- Poovalur (Puvalur) Location in Tamil Nadu, India Poovalur (Puvalur) Poovalur (Puvalur) (India)
- Coordinates: 10°54′01″N 78°49′51″E﻿ / ﻿10.90028°N 78.83083°E
- Country: India
- State: Tamil Nadu
- District: Tiruchirappalli
- Taluk: Lalgudi

Population (2007)
- • Total: 10,234

Languages
- • Official: Tamil
- Time zone: UTC+5:30 (IST)
- Postal code: 621 712
- Vehicle registration: TN 48

= Poovalur =

Poovalur is a panchayat town in Tiruchirappalli district in the Indian state of Tamil Nadu. Poovalur is just 3 km from its taluk headquarters Lalgudi.
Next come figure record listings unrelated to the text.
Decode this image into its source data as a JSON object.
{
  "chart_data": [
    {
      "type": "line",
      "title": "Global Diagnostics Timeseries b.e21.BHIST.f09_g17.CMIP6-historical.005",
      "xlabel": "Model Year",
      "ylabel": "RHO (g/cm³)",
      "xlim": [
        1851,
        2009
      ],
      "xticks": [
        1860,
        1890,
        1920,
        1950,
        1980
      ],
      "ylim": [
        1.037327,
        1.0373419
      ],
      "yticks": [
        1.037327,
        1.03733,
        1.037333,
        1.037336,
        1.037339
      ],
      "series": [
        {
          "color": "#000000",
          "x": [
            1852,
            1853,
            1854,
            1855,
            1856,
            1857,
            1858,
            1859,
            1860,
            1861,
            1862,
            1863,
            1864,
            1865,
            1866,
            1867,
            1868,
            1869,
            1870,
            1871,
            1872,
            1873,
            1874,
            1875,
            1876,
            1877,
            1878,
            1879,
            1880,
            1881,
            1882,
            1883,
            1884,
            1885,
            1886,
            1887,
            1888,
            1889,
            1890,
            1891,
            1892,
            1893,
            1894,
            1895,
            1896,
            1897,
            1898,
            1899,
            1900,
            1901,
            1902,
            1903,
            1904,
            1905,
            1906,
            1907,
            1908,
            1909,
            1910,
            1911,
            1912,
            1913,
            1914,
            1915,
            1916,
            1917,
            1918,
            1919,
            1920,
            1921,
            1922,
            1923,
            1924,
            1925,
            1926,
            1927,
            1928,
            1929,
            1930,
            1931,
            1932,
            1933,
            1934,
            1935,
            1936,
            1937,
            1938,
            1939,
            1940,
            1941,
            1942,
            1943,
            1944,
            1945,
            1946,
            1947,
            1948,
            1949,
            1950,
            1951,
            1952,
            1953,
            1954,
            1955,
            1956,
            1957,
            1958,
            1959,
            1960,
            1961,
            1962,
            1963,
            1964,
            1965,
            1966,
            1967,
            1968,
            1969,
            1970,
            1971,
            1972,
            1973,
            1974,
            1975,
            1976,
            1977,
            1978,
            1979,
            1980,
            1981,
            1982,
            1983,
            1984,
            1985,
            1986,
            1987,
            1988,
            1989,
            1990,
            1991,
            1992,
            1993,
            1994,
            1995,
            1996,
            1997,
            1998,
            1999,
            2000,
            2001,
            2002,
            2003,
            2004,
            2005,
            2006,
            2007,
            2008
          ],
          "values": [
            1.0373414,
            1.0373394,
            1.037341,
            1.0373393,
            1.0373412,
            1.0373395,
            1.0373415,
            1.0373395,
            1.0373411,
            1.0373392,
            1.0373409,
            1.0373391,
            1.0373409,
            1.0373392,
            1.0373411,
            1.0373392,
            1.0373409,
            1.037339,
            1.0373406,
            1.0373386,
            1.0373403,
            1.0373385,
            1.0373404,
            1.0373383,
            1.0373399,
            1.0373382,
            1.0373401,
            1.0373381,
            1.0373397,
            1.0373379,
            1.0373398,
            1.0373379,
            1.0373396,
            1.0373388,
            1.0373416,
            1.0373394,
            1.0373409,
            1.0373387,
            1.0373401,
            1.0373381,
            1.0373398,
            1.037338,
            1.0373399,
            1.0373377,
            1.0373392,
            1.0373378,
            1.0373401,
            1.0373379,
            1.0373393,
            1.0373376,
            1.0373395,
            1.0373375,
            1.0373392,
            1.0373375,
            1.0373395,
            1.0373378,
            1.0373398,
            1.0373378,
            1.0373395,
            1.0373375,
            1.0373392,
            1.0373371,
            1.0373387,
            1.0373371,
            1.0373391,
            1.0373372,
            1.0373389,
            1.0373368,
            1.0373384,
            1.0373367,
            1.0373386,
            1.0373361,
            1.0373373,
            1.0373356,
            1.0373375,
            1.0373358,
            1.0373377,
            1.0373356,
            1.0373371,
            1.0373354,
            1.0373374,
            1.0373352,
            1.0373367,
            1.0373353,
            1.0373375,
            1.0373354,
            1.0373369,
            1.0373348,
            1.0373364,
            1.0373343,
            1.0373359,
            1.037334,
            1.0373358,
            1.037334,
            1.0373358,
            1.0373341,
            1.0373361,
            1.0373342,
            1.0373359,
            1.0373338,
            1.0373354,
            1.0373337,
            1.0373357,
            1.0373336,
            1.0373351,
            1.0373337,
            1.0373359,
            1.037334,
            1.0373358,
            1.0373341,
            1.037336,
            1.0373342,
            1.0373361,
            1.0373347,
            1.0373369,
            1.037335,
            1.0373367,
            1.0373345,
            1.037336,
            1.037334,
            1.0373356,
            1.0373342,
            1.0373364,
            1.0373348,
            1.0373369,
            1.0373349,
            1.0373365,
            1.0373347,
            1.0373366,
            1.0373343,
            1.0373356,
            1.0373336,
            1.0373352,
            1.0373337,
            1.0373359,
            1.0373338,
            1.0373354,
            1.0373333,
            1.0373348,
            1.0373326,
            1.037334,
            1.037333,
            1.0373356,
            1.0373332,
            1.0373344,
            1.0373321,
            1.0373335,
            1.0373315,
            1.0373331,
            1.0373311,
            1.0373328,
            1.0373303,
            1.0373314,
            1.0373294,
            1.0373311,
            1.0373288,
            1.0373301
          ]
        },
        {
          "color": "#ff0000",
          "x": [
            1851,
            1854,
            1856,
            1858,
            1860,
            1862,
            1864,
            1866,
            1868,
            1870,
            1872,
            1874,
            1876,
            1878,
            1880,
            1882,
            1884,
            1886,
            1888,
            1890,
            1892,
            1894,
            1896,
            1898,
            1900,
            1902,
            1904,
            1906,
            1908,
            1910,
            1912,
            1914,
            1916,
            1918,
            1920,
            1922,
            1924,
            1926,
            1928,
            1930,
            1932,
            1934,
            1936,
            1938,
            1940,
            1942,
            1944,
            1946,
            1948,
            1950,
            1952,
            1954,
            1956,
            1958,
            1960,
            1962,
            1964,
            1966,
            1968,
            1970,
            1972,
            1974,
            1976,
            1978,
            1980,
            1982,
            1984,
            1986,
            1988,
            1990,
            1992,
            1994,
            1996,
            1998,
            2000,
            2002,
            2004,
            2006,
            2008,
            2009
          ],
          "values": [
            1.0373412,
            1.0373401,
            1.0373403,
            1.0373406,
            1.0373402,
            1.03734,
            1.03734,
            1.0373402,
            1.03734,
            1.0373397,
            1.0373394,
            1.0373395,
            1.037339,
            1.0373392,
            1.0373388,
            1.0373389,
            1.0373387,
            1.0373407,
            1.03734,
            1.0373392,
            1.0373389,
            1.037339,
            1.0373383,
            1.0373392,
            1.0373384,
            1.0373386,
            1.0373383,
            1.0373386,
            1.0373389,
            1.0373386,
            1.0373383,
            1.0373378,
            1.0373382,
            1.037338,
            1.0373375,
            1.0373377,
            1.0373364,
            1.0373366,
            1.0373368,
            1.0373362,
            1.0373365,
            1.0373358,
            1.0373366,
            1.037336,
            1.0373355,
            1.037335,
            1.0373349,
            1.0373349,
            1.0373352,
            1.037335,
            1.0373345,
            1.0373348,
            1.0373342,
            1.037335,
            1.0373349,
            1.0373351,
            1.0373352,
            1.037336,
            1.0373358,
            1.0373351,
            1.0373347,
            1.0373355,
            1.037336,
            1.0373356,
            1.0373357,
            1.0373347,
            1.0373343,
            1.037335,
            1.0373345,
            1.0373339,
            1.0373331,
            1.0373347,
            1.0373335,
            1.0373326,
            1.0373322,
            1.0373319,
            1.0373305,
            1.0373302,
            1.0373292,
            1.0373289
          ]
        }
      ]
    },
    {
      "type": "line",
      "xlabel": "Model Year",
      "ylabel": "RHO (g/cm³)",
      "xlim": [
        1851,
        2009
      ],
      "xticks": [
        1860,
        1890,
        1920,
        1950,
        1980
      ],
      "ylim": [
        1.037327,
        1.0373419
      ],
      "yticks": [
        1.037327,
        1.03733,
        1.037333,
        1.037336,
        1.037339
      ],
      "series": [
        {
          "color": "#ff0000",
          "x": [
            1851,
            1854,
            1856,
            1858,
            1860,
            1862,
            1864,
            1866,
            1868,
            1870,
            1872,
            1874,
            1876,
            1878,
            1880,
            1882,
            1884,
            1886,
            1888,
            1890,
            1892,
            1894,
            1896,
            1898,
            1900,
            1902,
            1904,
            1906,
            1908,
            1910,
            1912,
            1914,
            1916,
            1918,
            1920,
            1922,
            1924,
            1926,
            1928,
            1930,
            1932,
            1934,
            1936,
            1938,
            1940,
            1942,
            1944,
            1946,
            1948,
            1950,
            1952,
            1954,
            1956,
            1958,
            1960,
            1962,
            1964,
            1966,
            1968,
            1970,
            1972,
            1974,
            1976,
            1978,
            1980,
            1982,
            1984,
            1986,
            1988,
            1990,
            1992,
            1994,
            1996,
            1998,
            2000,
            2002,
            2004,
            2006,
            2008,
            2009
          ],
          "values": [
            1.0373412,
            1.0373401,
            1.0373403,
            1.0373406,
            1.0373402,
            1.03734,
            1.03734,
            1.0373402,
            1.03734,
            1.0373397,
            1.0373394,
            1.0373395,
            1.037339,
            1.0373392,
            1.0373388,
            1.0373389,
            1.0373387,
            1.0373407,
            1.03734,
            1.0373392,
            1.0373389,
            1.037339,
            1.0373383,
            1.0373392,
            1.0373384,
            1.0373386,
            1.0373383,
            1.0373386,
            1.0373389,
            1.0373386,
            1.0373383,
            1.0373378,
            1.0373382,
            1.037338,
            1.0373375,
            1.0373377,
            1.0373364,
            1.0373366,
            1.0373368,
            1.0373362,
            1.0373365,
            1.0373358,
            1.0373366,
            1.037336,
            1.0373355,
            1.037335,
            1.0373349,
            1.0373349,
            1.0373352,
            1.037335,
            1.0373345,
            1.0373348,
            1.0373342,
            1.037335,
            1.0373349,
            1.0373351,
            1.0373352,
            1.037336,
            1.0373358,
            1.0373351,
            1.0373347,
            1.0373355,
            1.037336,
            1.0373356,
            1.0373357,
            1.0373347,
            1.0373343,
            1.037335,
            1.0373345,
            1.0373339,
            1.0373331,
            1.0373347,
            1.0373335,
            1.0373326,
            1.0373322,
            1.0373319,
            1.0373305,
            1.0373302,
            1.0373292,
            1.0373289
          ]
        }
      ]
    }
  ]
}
It lies on the Tiruchirappalli–Chidambaram national highway NH 227 . Generally the livelihood of this town's people is agriculture. Banana, paddy, and sugarcane are the notable crops grown in this area.

==Demographics==
As of 2001 India census, Puvalur had a population of 7745. In 2007, Poovalur has 10,234 people. It is a developing panchayat. Males constitute 50% of the population and females 50%. Puvalur has an average literacy rate of 76%, higher than the national average of 59.5%: male literacy is 84%, and female literacy is 69%. In Puvalur, 10% of the population is under 6 years of age.